The fact that the Hessischer Rundfunk closed last year with a deficit of 90.3 million euros could be seen with a shrug if the hr were a privately financed company.

Since the radio contributions make the house a public matter, the question arises whether everything is going well here.

If you read through the annual report, you will come across three topics: On the one hand, there is the pension burden, which other companies are also struggling with in view of the interest rate trend.
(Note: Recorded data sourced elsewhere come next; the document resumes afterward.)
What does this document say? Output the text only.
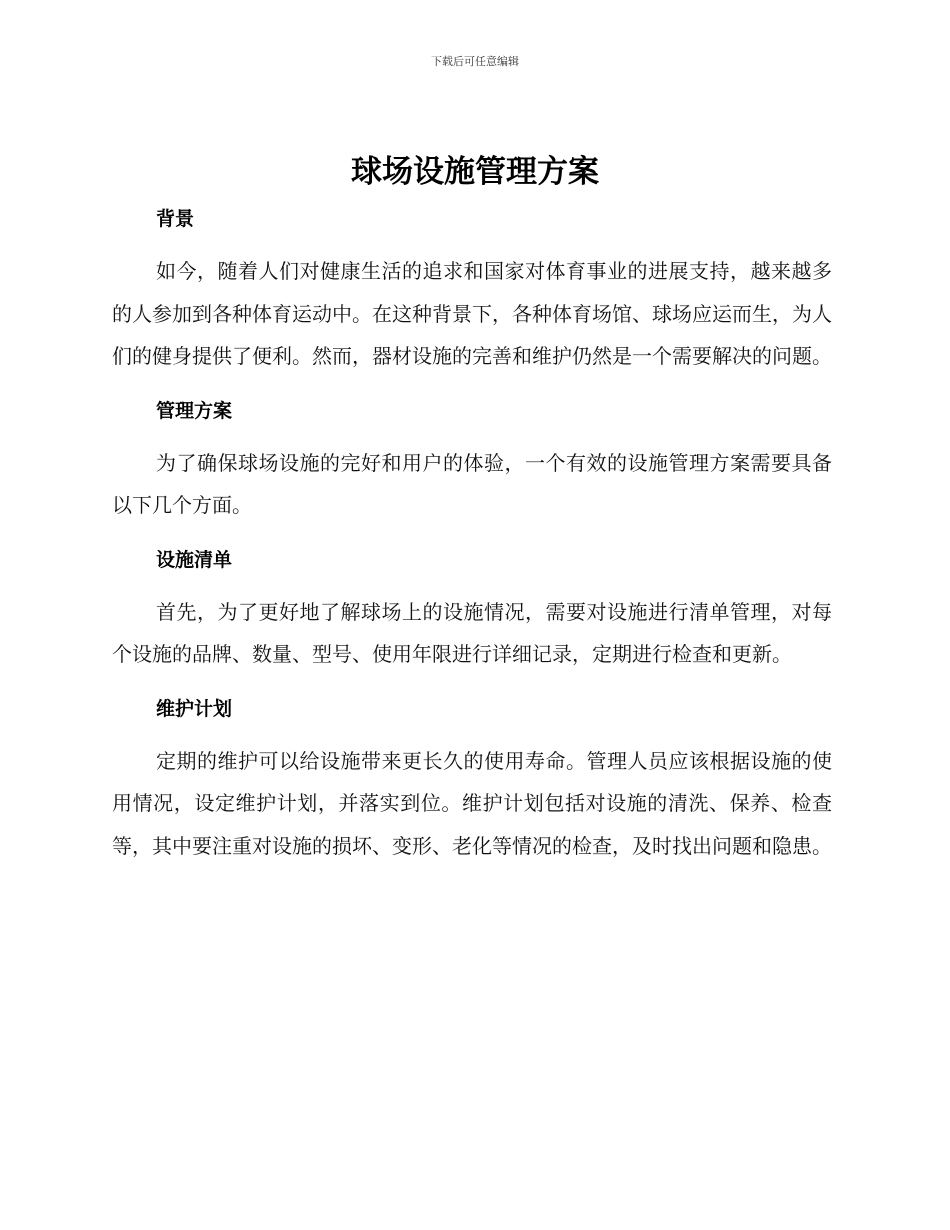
下载后可任意编辑
球场设施管理方案
背景

如今，随着人们对健康生活的追求和国家对体育事业的进展支持，越来越多的人参加到各种体育运动中。在这种背景下，各种体育场馆、球场应运而生，为人们的健身提供了便利。然而，器材设施的完善和维护仍然是一个需要解决的问题。

管理方案

为了确保球场设施的完好和用户的体验，一个有效的设施管理方案需要具备以下几个方面。

设施清单

首先，为了更好地了解球场上的设施情况，需要对设施进行清单管理，对每个设施的品牌、数量、型号、使用年限进行详细记录，定期进行检查和更新。

维护计划

定期的维护可以给设施带来更长久的使用寿命。管理人员应该根据设施的使用情况，设定维护计划，并落实到位。维护计划包括对设施的清洗、保养、检查等，其中要注重对设施的损坏、变形、老化等情况的检查，及时找出问题和隐患。
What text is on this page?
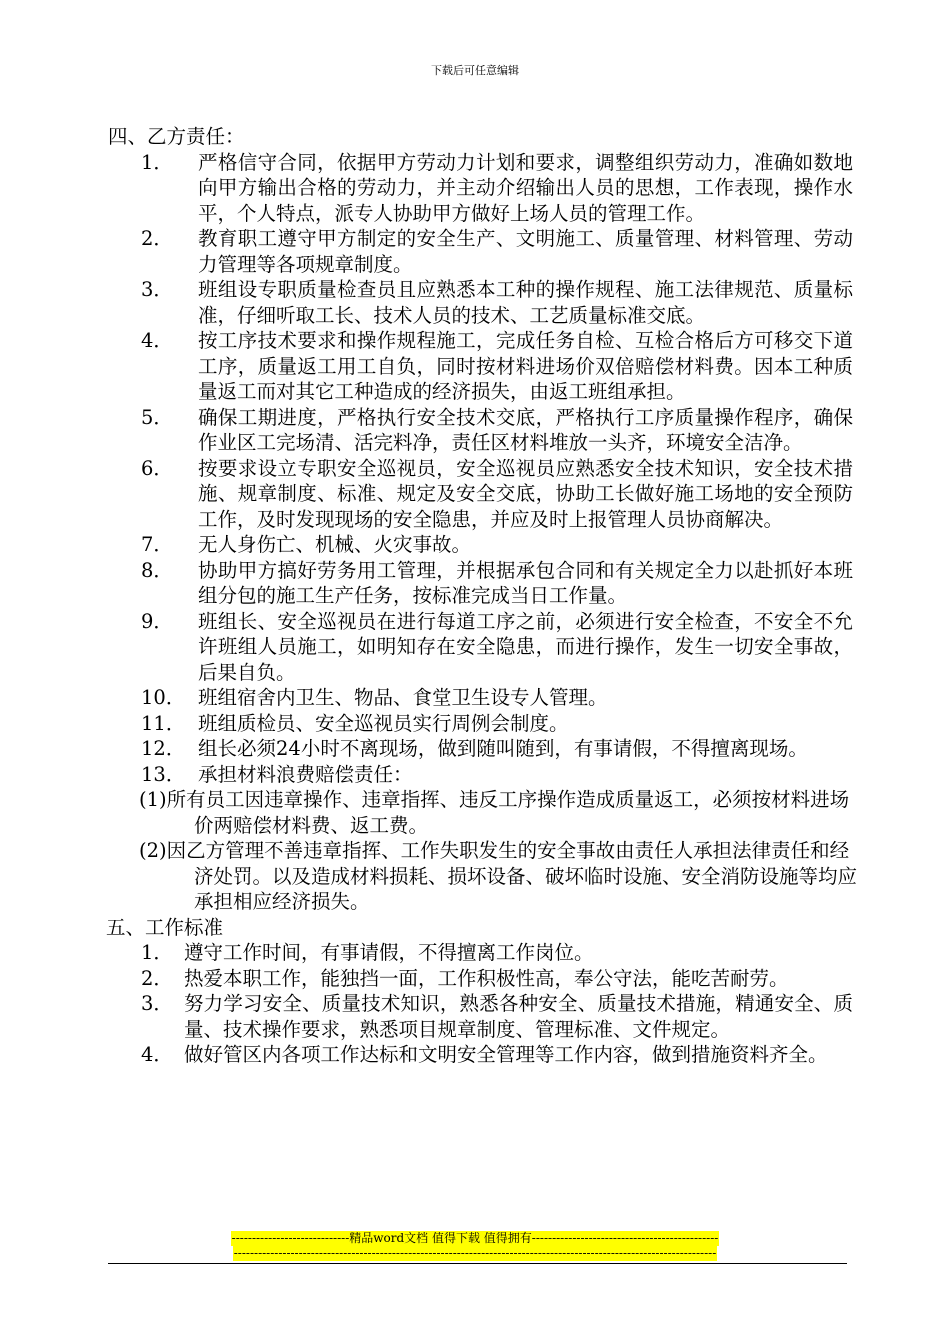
下载后可任意编辑
四、乙方责任：
1． 严格信守合同，依据甲方劳动力计划和要求，调整组织劳动力，准确如数地向甲方输出合格的劳动力，并主动介绍输出人员的思想，工作表现，操作水平，个人特点，派专人协助甲方做好上场人员的管理工作。
2． 教育职工遵守甲方制定的安全生产、文明施工、质量管理、材料管理、劳动力管理等各项规章制度。
3． 班组设专职质量检查员且应熟悉本工种的操作规程、施工法律规范、质量标准，仔细听取工长、技术人员的技术、工艺质量标准交底。
4． 按工序技术要求和操作规程施工，完成任务自检、互检合格后方可移交下道工序，质量返工用工自负，同时按材料进场价双倍赔偿材料费。因本工种质量返工而对其它工种造成的经济损失，由返工班组承担。
5． 确保工期进度，严格执行安全技术交底，严格执行工序质量操作程序，确保作业区工完场清、活完料净，责任区材料堆放一头齐，环境安全洁净。
6． 按要求设立专职安全巡视员，安全巡视员应熟悉安全技术知识，安全技术措施、规章制度、标准、规定及安全交底，协助工长做好施工场地的安全预防工作，及时发现现场的安全隐患，并应及时上报管理人员协商解决。
7． 无人身伤亡、机械、火灾事故。
8． 协助甲方搞好劳务用工管理，并根据承包合同和有关规定全力以赴抓好本班组分包的施工生产任务，按标准完成当日工作量。
9． 班组长、安全巡视员在进行每道工序之前，必须进行安全检查，不安全不允许班组人员施工，如明知存在安全隐患，而进行操作，发生一切安全事故，后果自负。
10． 班组宿舍内卫生、物品、食堂卫生设专人管理。
11． 班组质检员、安全巡视员实行周例会制度。
12． 组长必须24小时不离现场，做到随叫随到，有事请假，不得擅离现场。
13． 承担材料浪费赔偿责任：
(1)所有员工因违章操作、违章指挥、违反工序操作造成质量返工，必须按材料进场价两赔偿材料费、返工费。
(2)因乙方管理不善违章指挥、工作失职发生的安全事故由责任人承担法律责任和经济处罚。以及造成材料损耗、损坏设备、破坏临时设施、安全消防设施等均应承担相应经济损失。
五、工作标准
1． 遵守工作时间，有事请假，不得擅离工作岗位。
2． 热爱本职工作，能独挡一面，工作积极性高，奉公守法，能吃苦耐劳。
3． 努力学习安全、质量技术知识，熟悉各种安全、质量技术措施，精通安全、质量、技术操作要求，熟悉项目规章制度、管理标准、文件规定。
4． 做好管区内各项工作达标和文明安全管理等工作内容，做到措施资料齐全。
-----------------------------精品word文档 值得下载 值得拥有----------------------------------------------
-----------------------------------------------------------------------------------------------------------------------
There is little that can be done about this in the short and medium term - except that it would have been a duty to take corrective action on the commitments much earlier. But now it is there as it is, namely dramatic. The other two questions are all the more important: Why is the slowing down of the recent premium increase complained about, but not much more sought after in-house savings opportunities? And: Why is the question of what public broadcasting will look like in the future being answered with a digital offensive that specifically attacks privately financed competitors at the core of their business model?

If the chairman of the HR board of directors even connects these two points and complains that there is a lack of money because it is a matter of not getting left behind in the global digital change, then he must be on the alert. Why? With its most abundant resources in comparison to private competitors on the news market, the hr has set up an internet editorial team for its "hessenschau.de" offering including the app that is often only a rudimentary program reference, but writes all the longer texts and an editorially complex live ticker operates. The reward for the effort: More than 600,000 visits on an average day, if you include all information products - including supplies to the Tagesschau app, which is questionable for the same reasons.

The hr achieved these numbers with a product that competes with the online offers of the daily newspapers in Hessen. It undermines the business basis of private media houses, because it will forever remain "free" and - nice too - ad-free, since it is financed by everyone. Anyone who thought that the radio contribution was about such a thing has long been mistaken: It's about reach in the network. This is a mistake that leads to the opposite of what the HR committees hopefully really want: to provide the whole of society with independent, high-quality information.